While drugs for rare diseases are exempt from price negotiation under the act, the exemption is removed if a drug is approved for more than one indication. Companies often try to get more than one indication for a rare-disease drug to find a wider market and reach more patients.
He also wants to distance the industry from companies that have given biotech a bad name by charging exorbitant prices for drugs that they didn’t invest in developing, he said.
“We need to call out the bad actors,” he said.
Crowley built two biotech companies nearly from scratch, fighting his way through scientific setbacks, regulatory challenges and skepticism from investors. He had to balance the needs of his children and other patients and the interests of investors.
“I had to suffer my way to some measure of wisdom, and hopefully I can impart that,” he said.
Amicus, where Crowley was CEO from 2005-2022, has a chief patient advocate, prices drugs at or below similar approved products and urges payers to ensure patients can get them. It also limits annual price increases on its drugs and provides them to patients in its clinical trials for life, whether or not it gets paid, Crowley said.
Crowley makes the industry’s case for reaping profits—though not outlandish ones—for drugs it develops. Companies invest billions in drugs that don’t work out, he said. Biotech companies should also make it easier for generic manufacturers to make versions of their drugs once patent protections have ended, he said.

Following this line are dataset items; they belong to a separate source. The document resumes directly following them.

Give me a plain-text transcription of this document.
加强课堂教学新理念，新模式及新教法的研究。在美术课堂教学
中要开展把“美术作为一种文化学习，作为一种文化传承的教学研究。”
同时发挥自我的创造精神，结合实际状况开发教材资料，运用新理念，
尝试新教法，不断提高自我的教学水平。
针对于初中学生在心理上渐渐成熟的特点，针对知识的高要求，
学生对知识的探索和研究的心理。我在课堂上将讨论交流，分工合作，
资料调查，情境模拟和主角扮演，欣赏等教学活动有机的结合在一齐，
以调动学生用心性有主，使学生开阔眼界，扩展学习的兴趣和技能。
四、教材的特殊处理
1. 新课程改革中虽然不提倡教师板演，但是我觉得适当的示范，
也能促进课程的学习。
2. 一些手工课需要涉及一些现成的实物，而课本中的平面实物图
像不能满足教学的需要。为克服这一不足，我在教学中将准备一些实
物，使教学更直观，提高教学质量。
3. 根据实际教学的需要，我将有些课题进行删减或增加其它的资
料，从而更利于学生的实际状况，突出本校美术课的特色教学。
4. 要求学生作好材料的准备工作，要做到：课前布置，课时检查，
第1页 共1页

“Nobody should go one day without the medicine they need because they simply can’t pay,” Crowley told attendees of the recent conference in Washington. He asked them to “be our conscience” and let BIO know about companies not acting in the interests of patients.
Crowley said a priority for him will be helping the FDA make drug reviews smoother and faster. “They need to think about every drug and every disease individually, and pull out all the tools they have,” he said of the agency, which he said needs more resources.
For life-threatening diseases with no approved drug, regulators should use creative trial designs that avoid placebo groups and make use of real-world evidence of safety and effectiveness, he said. He sees valuable lessons in the race to design and approve Covid-19 vaccines.
“They didn’t lower the bar and they made sure the vaccines were safe and effective. But they did things in very creative ways,” he said.
An FDA spokesperson said that “drugs must undergo a rigorous evaluation of safety, quality and effectiveness before they can be approved.”
The agency also recognizes the differences in the way different drugs are developed, the spokesperson said. “The FDA does not have a ‘one size fits all’ approach, but in weighing the approvability decision considers characteristics of each application such as the seriousness of the disease targeted, the unmet medical need, as well as the proposed indicated population size,” the spokesperson said.
Having survived childhood, Megan and Patrick are in uncharted territory. Doctors and family members can’t anticipate the health threats they might face, Crowley said.
“We can’t ever get comfortable—not until the day there’s a cure,” he said.
Megan said she is feeling better than ever after her October incident. She said she knew when her dad stepped down as Amicus CEO in August 2022 that he would seek a new challenge.
“My first thought was, ‘No way he can sit still long enough, he’ll be annoying us in no time,’ ” she said. “I knew he was itching for another opportunity, a bigger, more important opportunity.”